Est-ce l’abondance de nourriture qui pousse certains à inventer toutes sortes de régimes, sans viande, sans gluten, sans gras, sans sucre et, maintenant, sans cuisson? C’est que la mode du crudivorisme refait surface: on parle désormais de raw food. Ce régime médiatisé par des célébrités californiennes, jongle avec légumes, fruits, céréales bio, algues, noix, cacao cru et graines germées. Végan donc – mais pas toujours –, il prône l’importance des enzymes et tolère une «cuisson» d’environ 40° C.
Au-delà de la polémique que peut susciter cette tendance, cela pose la question de la pertinence de la cuisson des aliments. Cru ou cuit? On ne devrait pas bannir l’un au profit exclusif de l’autre, mais profiter de ce que chacun peut apporter de bénéfique.
Antioxydants mieux assimilés
On a tendance à croire que, en consommant les légumes crus, on profite de l’entier de leurs vitamines, antioxydants et minéraux. Pourtant la cuisson n’entraîne la déperdition que de deux vitamines: la C, la plus fragile de toutes, et la B9 (acide folique). Mais un verre de jus d’orange frais par jour contribue à faire le plein de vitamine C. Les autres vitamines présentes dans les légumes résistent à la chaleur, tout comme les minéraux.
En revanche, c’est dans l’eau de cuisson que les vitamines C et B, comme les minéraux, pourront se dissoudre. C’est pourquoi il faut privilégier le panier vapeur, le micro-onde, les papillotes ou la cuisson à l’étouffée et éviter de cuire dans un grand volume d’eau.
L’un des grands atouts de la cuisson, c’est d’améliorer l’assimilation de nombreux antioxydants. Cuire une tomate, par exemple, permet de briser les parois de ses cellules et de libérer le lycopène qu’elles contiennent. Cet antioxydant, boosté par la présence de gras, sera alors mieux absorbé par l’organisme. Du coup, on retrouve quatre fois plus de lycopène disponible dans la sauce tomate que dans une tomate fraîche! Il en va de même avec les caroténoïdes dans les carottes et de la lutéine dans les épinards ou les poivrons.
Viande et poisson... prudence!
Ce qu’il faut dire aussi, c’est que les fibres cuites des légumes et des tubercules sont, en règle générale, moins irritantes pour les intestins. Certains végétaux sont même immangeables crus, car notre organisme n’a pas la capacité de digérer l’amidon cru contenu dans les pommes de terre, le riz, les céréales ou les châtaignes. Pour leur part, les légumineuses et les haricots renferment des lectines qui provoquent une inflammation de la muqueuse intestinale. Seule la cuisson – avec un trempage préalable pour les légumineuses – permet de détruire ces toxines.

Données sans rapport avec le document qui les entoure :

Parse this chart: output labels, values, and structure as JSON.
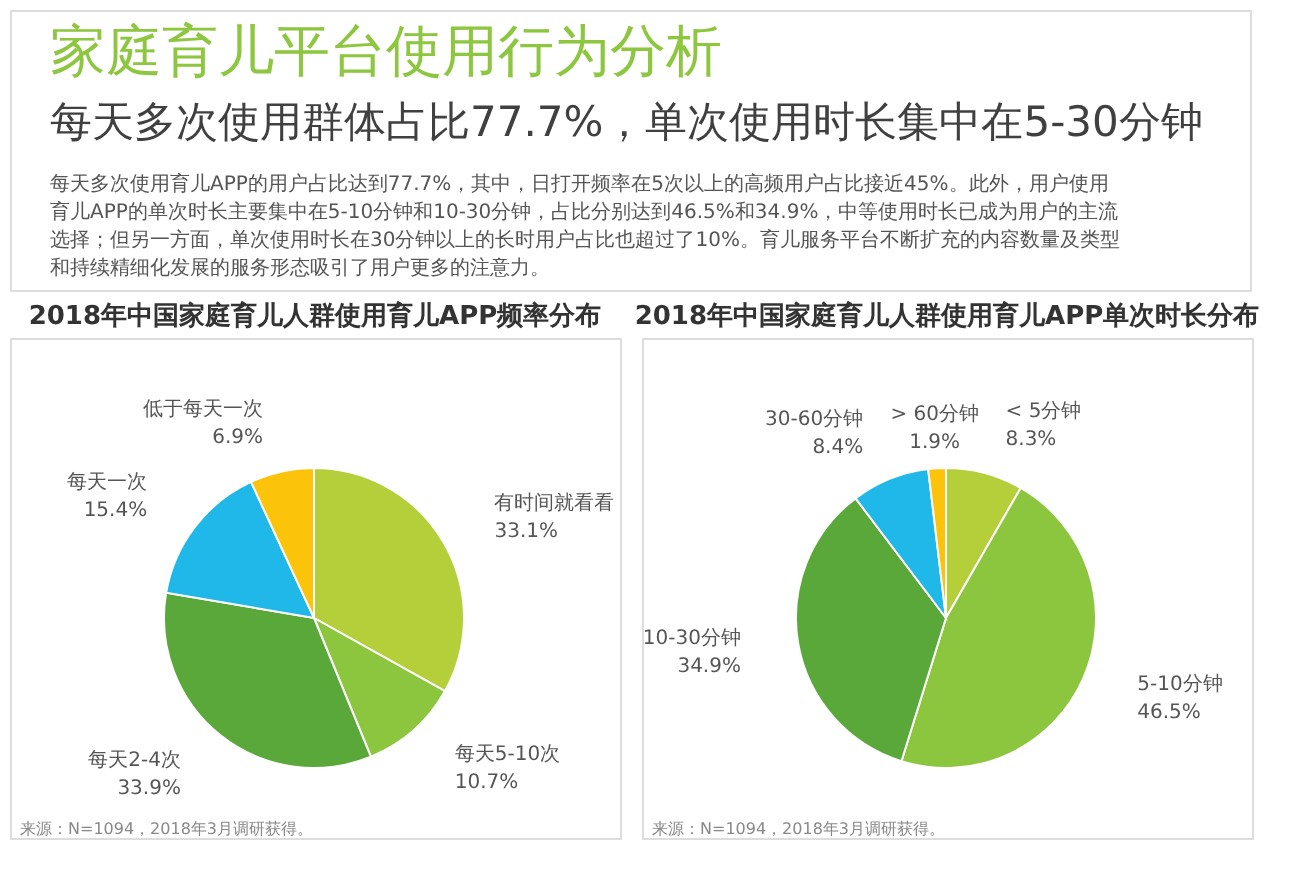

Relevons encore que certains champignons et le manioc sont carrément toxiques sous leur forme crue.
Pour leur part, les aliments d’origine animale peuvent contenir bactéries et parasites qu’il faut impérativement éliminer par la cuisson: une viande crue ou mal cuite peut être porteuse de salmonelles, d’Escherichia coli ou de listeria, sources de gastroentérites sévères, parfois mortelles. Avec le poisson cru, on se méfiera de l’anisakis, un redoutable parasite qui peut occasionner de fortes douleurs abdominales. Pour s’en prémunir, il faut congeler son poisson (trois jours à –18° C) avant de l’apprêter. Et, mieux vaut le décongeler au frigo pour limiter tout risque de prolifération bactérienne!
Gare aux températures élevées!
Cuire sa viande ne signifie pas pour autant abuser des fritures et des grillades. Car les hautes températures peuvent entraîner la formation de substances potentiellement cancérigènes dues au contact avec la fumée et à la carbonisation des graisses. Ces modes de cuisson devraient rester occasionnels. Mais, si l’appel du barbecue est trop fort, marinez vos aliments au moins quatre heures dans de la bière – brune de préférence – avec du citron, du thym, du romarin, de la sauge et de l’ail. Cela permet de diminuer la formation de substances toxiques à la surface de la viande. Pensez aussi à servir des légumes avec ces mêmes épices, riches en antioxydants.
Alors, cuit ou cru? Comme toujours en nutrition, tout est une question d’équilibre et de bon sens!